The burden of innovation: Proof
- JOSE MORERA
- 22 jun 2012
- 2 Min. de lectura
Clearly an innovator has the obligation to show that an innovation works before promoting its widespread adoption. In this and the next five posts, I’ll tell Freedom from Hunger’s story of how we tried to meet this obligation and had to deal with unanticipated consequences.
In 1988, Freedom from Hunger started to innovate in the use of group
-based lending to women (with savings and education built into an integrated package of services) as a vehicle for effective and widespread public health nutrition intervention. From the start, our board (including some prominent academic nutritionists) was skeptical. They wanted evidence of impact on nutritional status of children under the age of five years (the “canary in the mine” of family nutrition). Having an academic research background.

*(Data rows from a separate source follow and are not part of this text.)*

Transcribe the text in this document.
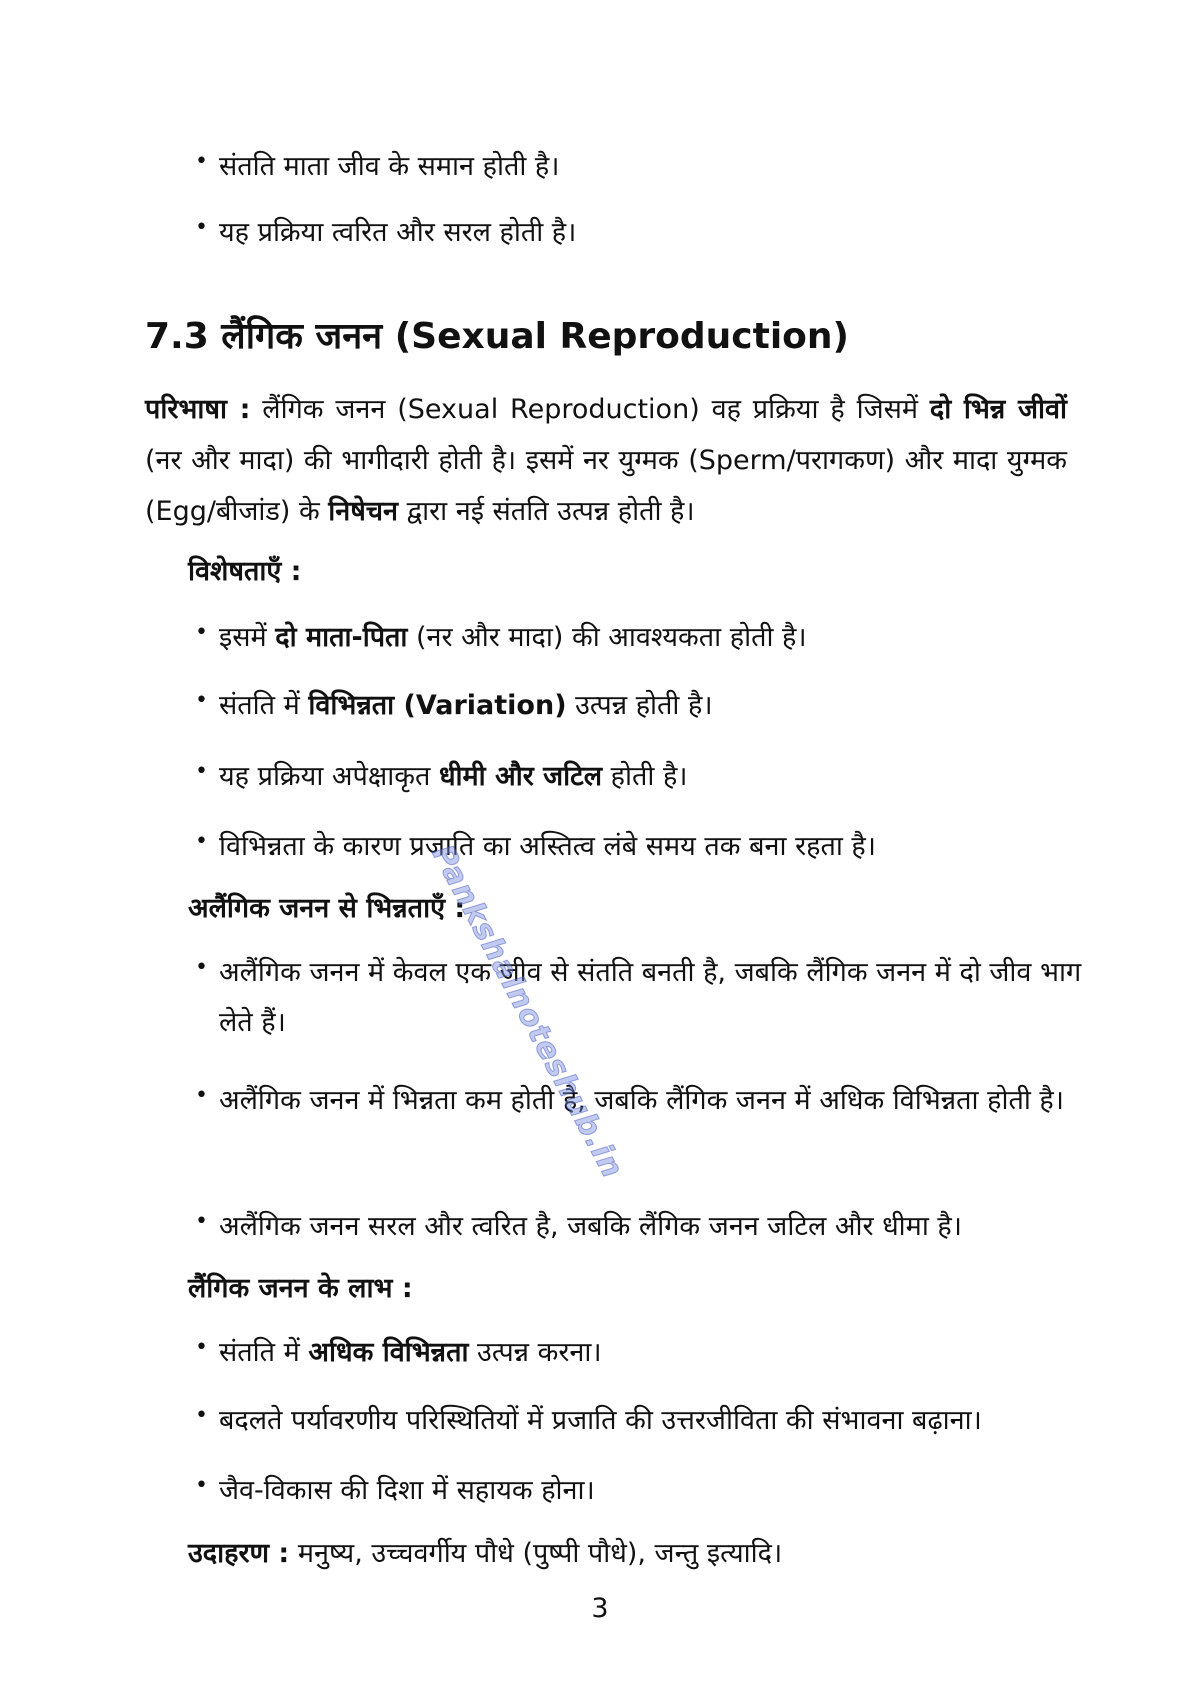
• संतति माता जीव के समान होती है।
• यह प्रक्रिया त्वरित और सरल होती है।
7.3 लैंगिक जनन (Sexual Reproduction)

परिभाषा : लैंगिक जनन (Sexual Reproduction) वह प्रक्रिया है जिसमें दो भिन्न जीवों (नर और मादा) की भागीदारी होती है। इसमें नर युग्मक (Sperm/परागकण) और मादा युग्मक (Egg/बीजांड) के निषेचन द्वारा नई संतति उत्पन्न होती है।

विशेषताएँ :
• इसमें दो माता-पिता (नर और मादा) की आवश्यकता होती है।
• संतति में विभिन्नता (Variation) उत्पन्न होती है।
• यह प्रक्रिया अपेक्षाकृत धीमी और जटिल होती है।
• विभिन्नता के कारण प्रजाति का अस्तित्व लंबे समय तक बना रहता है।
अलैंगिक जनन से भिन्नताएँ :
• अलैंगिक जनन में केवल एक जीव से संतति बनती है, जबकि लैंगिक जनन में दो जीव भाग लेते हैं।
• अलैंगिक जनन में भिन्नता कम होती है, जबकि लैंगिक जनन में अधिक विभिन्नता होती है।
• अलैंगिक जनन सरल और त्वरित है, जबकि लैंगिक जनन जटिल और धीमा है।
लैंगिक जनन के लाभ :
• संतति में अधिक विभिन्नता उत्पन्न करना।
• बदलते पर्यावरणीय परिस्थितियों में प्रजाति की उत्तरजीविता की संभावना बढ़ाना।
• जैव-विकास की दिशा में सहायक होना।
उदाहरण : मनुष्य, उच्चवर्गीय पौधे (पुष्पी पौधे), जन्तु इत्यादि।
3
Pankshalnoteshub.in
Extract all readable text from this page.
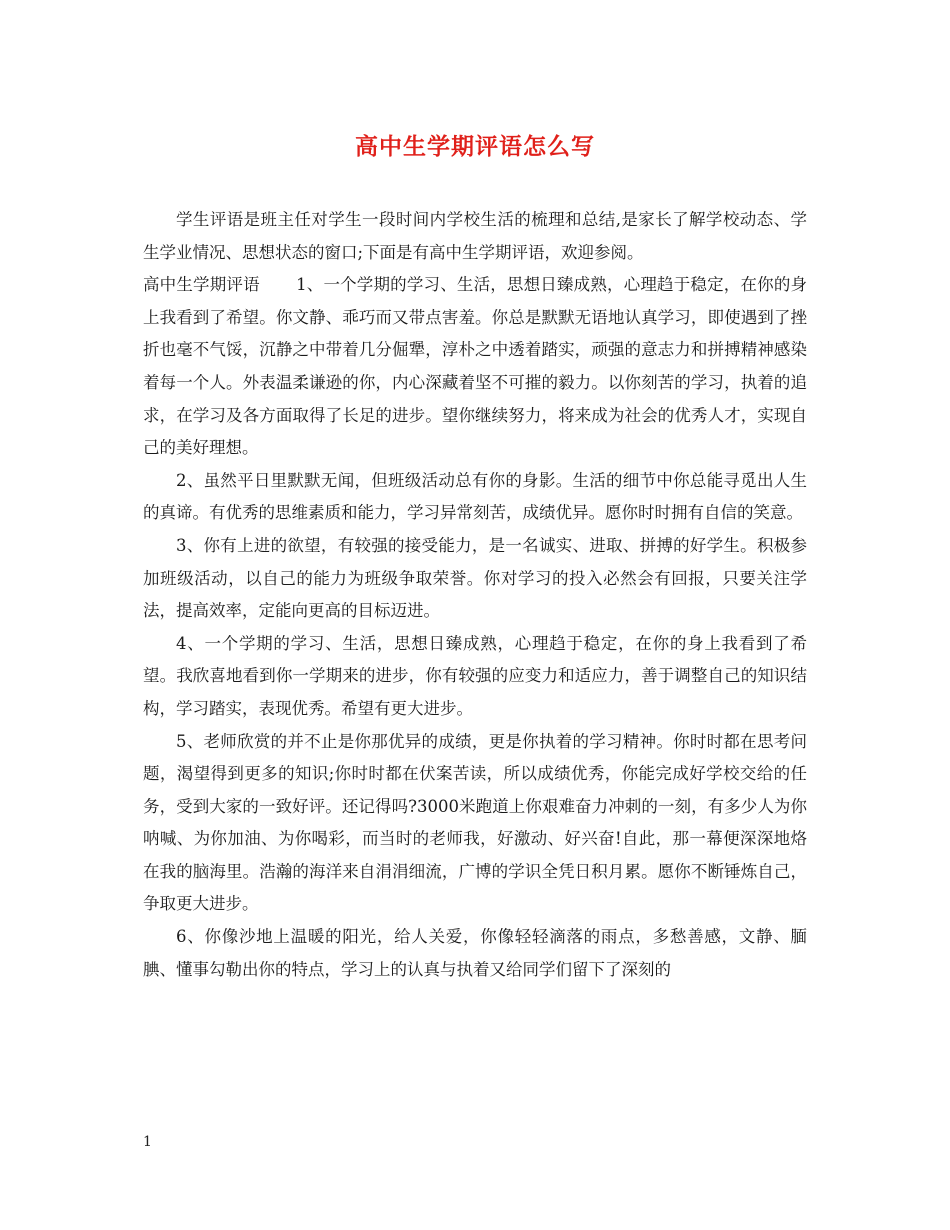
高中生学期评语怎么写

学生评语是班主任对学生一段时间内学校生活的梳理和总结,是家长了解学校动态、学生学业情况、思想状态的窗口;下面是有高中生学期评语，欢迎参阅。

高中生学期评语 1、一个学期的学习、生活，思想日臻成熟，心理趋于稳定，在你的身上我看到了希望。你文静、乖巧而又带点害羞。你总是默默无语地认真学习，即使遇到了挫折也毫不气馁，沉静之中带着几分倔犟，淳朴之中透着踏实，顽强的意志力和拼搏精神感染着每一个人。外表温柔谦逊的你，内心深藏着坚不可摧的毅力。以你刻苦的学习，执着的追求，在学习及各方面取得了长足的进步。望你继续努力，将来成为社会的优秀人才，实现自己的美好理想。

2、虽然平日里默默无闻，但班级活动总有你的身影。生活的细节中你总能寻觅出人生的真谛。有优秀的思维素质和能力，学习异常刻苦，成绩优异。愿你时时拥有自信的笑意。

3、你有上进的欲望，有较强的接受能力，是一名诚实、进取、拼搏的好学生。积极参加班级活动，以自己的能力为班级争取荣誉。你对学习的投入必然会有回报，只要关注学法，提高效率，定能向更高的目标迈进。

4、一个学期的学习、生活，思想日臻成熟，心理趋于稳定，在你的身上我看到了希望。我欣喜地看到你一学期来的进步，你有较强的应变力和适应力，善于调整自己的知识结构，学习踏实，表现优秀。希望有更大进步。

5、老师欣赏的并不止是你那优异的成绩，更是你执着的学习精神。你时时都在思考问题，渴望得到更多的知识;你时时都在伏案苦读，所以成绩优秀，你能完成好学校交给的任务，受到大家的一致好评。还记得吗?3000米跑道上你艰难奋力冲刺的一刻，有多少人为你呐喊、为你加油、为你喝彩，而当时的老师我，好激动、好兴奋!自此，那一幕便深深地烙在我的脑海里。浩瀚的海洋来自涓涓细流，广博的学识全凭日积月累。愿你不断锤炼自己，争取更大进步。

6、你像沙地上温暖的阳光，给人关爱，你像轻轻滴落的雨点，多愁善感，文静、腼腆、懂事勾勒出你的特点，学习上的认真与执着又给同学们留下了深刻的

1
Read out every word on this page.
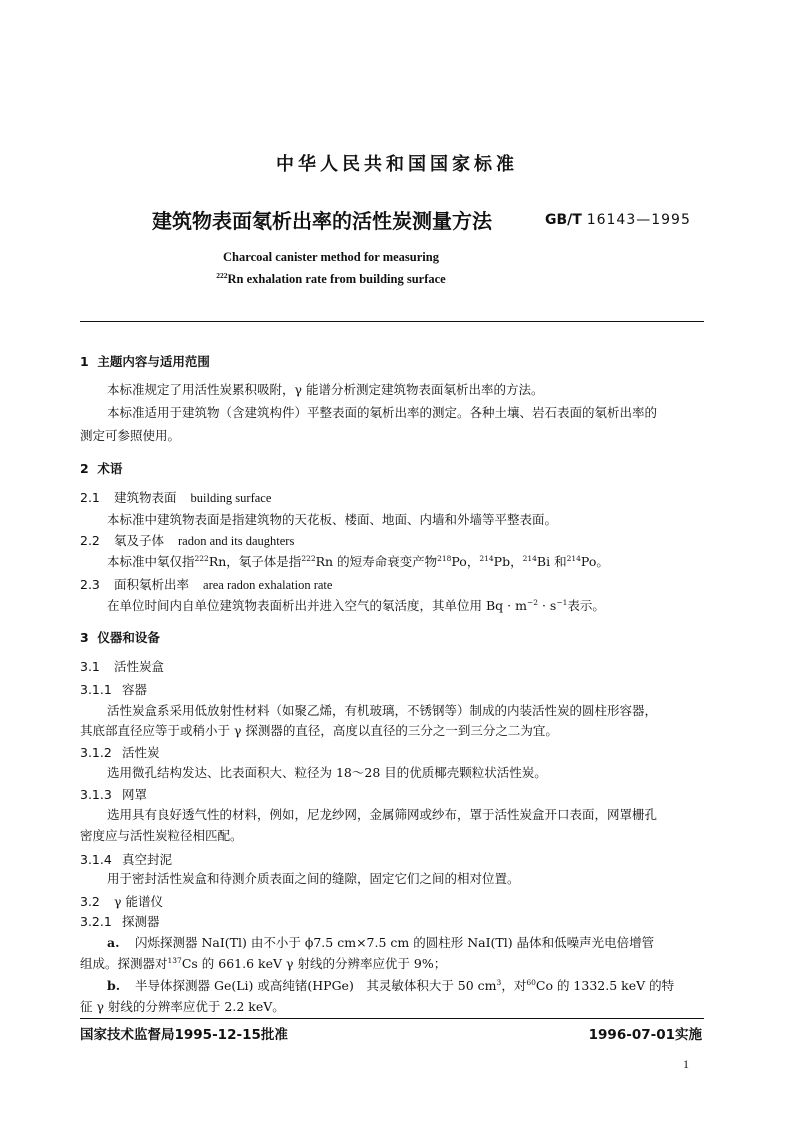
中华人民共和国国家标准
建筑物表面氡析出率的活性炭测量方法	GB/T 16143—1995
Charcoal canister method for measuring
$^{222}$Rn exhalation rate from building surface
1 主题内容与适用范围
本标准规定了用活性炭累积吸附，γ 能谱分析测定建筑物表面氡析出率的方法。
本标准适用于建筑物（含建筑构件）平整表面的氡析出率的测定。各种土壤、岩石表面的氡析出率的
测定可参照使用。
2 术语
2.1 建筑物表面 building surface
本标准中建筑物表面是指建筑物的天花板、楼面、地面、内墙和外墙等平整表面。
2.2 氡及子体 radon and its daughters
本标准中氡仅指$^{222}$Rn，氡子体是指$^{222}$Rn 的短寿命衰变产物$^{218}$Po，$^{214}$Pb，$^{214}$Bi 和$^{214}$Po。
2.3 面积氡析出率 area radon exhalation rate
在单位时间内自单位建筑物表面析出并进入空气的氡活度，其单位用 $Bq \cdot m^{-2} \cdot s^{-1}$表示。
3 仪器和设备
3.1 活性炭盒
3.1.1 容器
活性炭盒系采用低放射性材料（如聚乙烯，有机玻璃，不锈钢等）制成的内装活性炭的圆柱形容器，
其底部直径应等于或稍小于 γ 探测器的直径，高度以直径的三分之一到三分之二为宜。
3.1.2 活性炭
选用微孔结构发达、比表面积大、粒径为 18～28 目的优质椰壳颗粒状活性炭。
3.1.3 网罩
选用具有良好透气性的材料，例如，尼龙纱网，金属筛网或纱布，罩于活性炭盒开口表面，网罩栅孔
密度应与活性炭粒径相匹配。
3.1.4 真空封泥
用于密封活性炭盒和待测介质表面之间的缝隙，固定它们之间的相对位置。
3.2 γ 能谱仪
3.2.1 探测器
a. 闪烁探测器 NaI(Tl) 由不小于 ϕ7.5 cm×7.5 cm 的圆柱形 NaI(Tl) 晶体和低噪声光电倍增管
组成。探测器对$^{137}$Cs 的 661.6 keV γ 射线的分辨率应优于 9%；
b. 半导体探测器 Ge(Li) 或高纯锗(HPGe)　其灵敏体积大于 50 $cm^3$，对$^{60}$Co 的 1332.5 keV 的特
征 γ 射线的分辨率应优于 2.2 keV。
国家技术监督局1995-12-15批准	1996-07-01实施
1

There can be a conflict of interest in being a practitioner going out on a limb to start up an innovative program—particularly in our situation. We were proposing to transform our organization with this innovation; this was more than an exploratory experiment to complement a tried-and-true “core” program approach. We were driven by evidence from external program evaluators in the mid-1980s that much of what our organization had been focusing on was not working. But they also found that parts of what we had been doing seemed to be effective and responsive to wants and needs of the poor. We combined and improved these apparently good parts to become our Credit with Education program (as it later came to be labeled for branding purposes).
While the components were not really new, the delivery package was radical for many inside and outside Freedom from Hunger. We had to commit to the innovation in front of board, donors, peers, and of course participants well before we could be fully confident that this innovation would work. The organization’s survival in effect was bet on this innovation proving to be effective and replicable to large scale. What if the impact research showed that Credit with Education was not effective and/or not replicable?
With such high stakes, the conflict of interest should have ruled out doing the research ourselves. But we could not find sophisticated researchers willing and able to do the research. Like the Little Red Hen, we just had to do it ourselves. Counting on our intellectual honesty and demonstrated integrity to make the research credible, we were prepared to abandon or substantially adjust the innovation, if our faith in Credit with Education proved to be misplaced. In hindsight, this whole scenario appears foolhardy! But we had a sense of having our organizational back against the wall. More important, we were determined to make a bold effort to actually do good development rather than simply survive as an organization.